Streaming multiprocessors and threads on GPU Understanding about Streaming-Multiprocessors, Threads,

Hello,

Well first of all I’m in my first course of GPU programming and well I have some questions.

First I’ve been reading the “CUDA BY EXAMPLE BOOK” and for the vector addition I saw the author uses many blocks with many threads, for instance 128 blocks and 128 threads/block.

add <<<128, 128>>>(param1, param2, param3)

I have a MacBook Pro with a GeForce 320M graphics card and now, in the course the professor told me that this graphic card has:

    6 multiprocessors and

    48 cores (which means 8 cores per multiprocessor)

Now when we run CUDA applications like vector addition he also told us that is better just to use 6 BLOCKS ( = #multiprocessors) and 8 THREADS ( = #cores/multiprocessor). This came from the idea that with this numbers I will be using (and exploiting) all the power of the GPU. This comes from the idea that each multiprocessor (in the GPU) has its own STREAMING-MULTIPROCESSOR which is the one that controls the data flow on the cores, and each SM manages just 8 cores at a time (at least in my grapic card).

add<<<6,8>>>(param1, param2, param3)

Having said all this stuff, my question is:

¿Why the author (of CUDA BY EXAMPLE) uses many blocks and many threads and my professor says that is better to use just what we have in the GPU?

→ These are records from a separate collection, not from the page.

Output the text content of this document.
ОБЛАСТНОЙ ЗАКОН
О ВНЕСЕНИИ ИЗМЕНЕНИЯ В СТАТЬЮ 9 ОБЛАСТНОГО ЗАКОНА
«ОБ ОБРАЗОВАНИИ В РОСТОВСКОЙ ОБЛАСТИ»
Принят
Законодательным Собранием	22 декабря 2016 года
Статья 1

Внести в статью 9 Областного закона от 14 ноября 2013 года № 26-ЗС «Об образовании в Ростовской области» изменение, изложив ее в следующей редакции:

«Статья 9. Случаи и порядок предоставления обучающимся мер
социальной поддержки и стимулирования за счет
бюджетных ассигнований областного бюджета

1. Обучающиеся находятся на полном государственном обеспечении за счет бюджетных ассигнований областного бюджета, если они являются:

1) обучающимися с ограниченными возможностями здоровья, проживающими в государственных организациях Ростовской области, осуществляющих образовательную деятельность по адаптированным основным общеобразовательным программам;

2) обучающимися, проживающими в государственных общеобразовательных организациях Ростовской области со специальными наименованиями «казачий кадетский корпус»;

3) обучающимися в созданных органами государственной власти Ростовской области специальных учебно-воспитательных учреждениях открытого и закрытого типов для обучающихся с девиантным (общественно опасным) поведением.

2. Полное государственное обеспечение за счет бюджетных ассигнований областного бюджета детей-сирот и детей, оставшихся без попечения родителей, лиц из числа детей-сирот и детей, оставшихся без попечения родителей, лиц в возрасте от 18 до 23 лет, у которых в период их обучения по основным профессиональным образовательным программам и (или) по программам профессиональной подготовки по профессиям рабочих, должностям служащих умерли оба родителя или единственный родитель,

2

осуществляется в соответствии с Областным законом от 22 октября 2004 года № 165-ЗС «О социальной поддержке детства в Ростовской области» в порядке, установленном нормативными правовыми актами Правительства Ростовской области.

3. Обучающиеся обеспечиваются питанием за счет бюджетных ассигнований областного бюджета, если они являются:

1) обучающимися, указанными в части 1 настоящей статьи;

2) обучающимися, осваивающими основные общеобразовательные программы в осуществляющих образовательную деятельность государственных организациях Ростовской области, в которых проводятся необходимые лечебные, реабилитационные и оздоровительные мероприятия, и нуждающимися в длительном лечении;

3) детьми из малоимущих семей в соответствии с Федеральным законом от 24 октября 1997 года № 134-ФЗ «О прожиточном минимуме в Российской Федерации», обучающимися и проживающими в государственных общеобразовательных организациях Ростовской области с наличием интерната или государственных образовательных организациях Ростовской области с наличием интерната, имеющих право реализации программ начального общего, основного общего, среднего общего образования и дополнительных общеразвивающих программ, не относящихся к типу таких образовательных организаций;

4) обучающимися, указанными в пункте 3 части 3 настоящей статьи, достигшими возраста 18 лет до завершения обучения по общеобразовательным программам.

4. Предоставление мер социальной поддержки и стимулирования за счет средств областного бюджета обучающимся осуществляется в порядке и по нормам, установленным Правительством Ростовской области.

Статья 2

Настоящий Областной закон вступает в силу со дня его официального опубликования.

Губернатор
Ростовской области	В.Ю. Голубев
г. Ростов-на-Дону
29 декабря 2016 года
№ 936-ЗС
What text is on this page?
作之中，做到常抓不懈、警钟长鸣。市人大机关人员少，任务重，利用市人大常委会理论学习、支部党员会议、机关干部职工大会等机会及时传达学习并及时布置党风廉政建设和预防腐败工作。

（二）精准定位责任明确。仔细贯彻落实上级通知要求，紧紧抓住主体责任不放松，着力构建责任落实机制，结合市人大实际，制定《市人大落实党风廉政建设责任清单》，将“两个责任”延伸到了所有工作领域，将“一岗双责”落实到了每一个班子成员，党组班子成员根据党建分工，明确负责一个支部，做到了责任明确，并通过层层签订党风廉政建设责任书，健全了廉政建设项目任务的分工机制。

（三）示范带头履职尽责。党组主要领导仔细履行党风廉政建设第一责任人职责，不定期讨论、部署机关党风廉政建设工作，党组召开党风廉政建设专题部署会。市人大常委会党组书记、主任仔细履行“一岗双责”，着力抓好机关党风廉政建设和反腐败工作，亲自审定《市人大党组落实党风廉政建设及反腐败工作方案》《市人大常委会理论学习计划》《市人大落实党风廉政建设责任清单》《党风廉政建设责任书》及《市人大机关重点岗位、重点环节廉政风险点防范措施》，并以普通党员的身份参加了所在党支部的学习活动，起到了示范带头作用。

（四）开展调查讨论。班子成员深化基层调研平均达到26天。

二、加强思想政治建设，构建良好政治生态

Maybe I misunderstood something about the Streaming-multiprocessors or something, just need some explanations from more experienced people.

Regards !

If this really is what your professor told you then you should not trust him.

Please read the Programming Guide. It is very accessible and gives all information necessary to write good Cuda programs. It has a full chapter dedicated to the hierarchy of kernels, multiprocessors, blocks, warps, and threads, and gives good advice on choosing block size.

I’ve also summed up a few rules about choosing the blocksize in a recent forum post. In short, on your Macbook Pro you should use a blocksize that is a multiple of 32 and at least 192. Using a blocksize of 8 you waste probably more than 90% of the ressources of it’s GPU.

Thank you very much for your quickly answer. Well ok I’ll read the Programming guide and try to understand completely how to exploit as much as I can the power of the GPU.

“Keeping dimBlock.x a multiple of 16 often gives you good coalesced memory access patterns.”

I believe this should be 32 on Fermi devices since they are not accessed by half-warps but by whole warps.

"
On devices of compute capability 1.x, global memory accesses are processed per half-warp;
on devices of compute capability 2.x, they are processed per warp. Adjusting kernel launch Tuning CUDA Applications for Fermi 4
configurations that assume per-half-warp accesses might therefore improve performance.
Two-dimensional thread blocks, for example, should have their x-dimension be a multiple of
the warp size as opposed to half the warp size so that each warp addresses a single cache line
when accessing global memory"

Thanks again for the asnwers. Now reading a little bit a new question came to my mind.

To exploit the most all the capabilities of the GPU what is what I need to take into account? I mean, do I need just care about the number of threads launched?

That’s true. I tried to keep it simple and thought it’s not worth mentioning Fermi here as the cache will help mitigate bad memory access patterns there. However I’ll edit the post accordingly.

The next thing to worry about would be memory access. Try to arrange it so that memory accesses from half-warps go into the same aligned 64-byte memory segment (or, if that cannot be achieved, as few as possible). Avoid reloading the same data by keeping it in registers. If different threads access the same data, copy it to shared memory first and load from there. Use textures if a traditional cache would be beneficial.

There’s a lot more to say here. Again, the Programming Guide has all the information necessary.

Thanks a lot.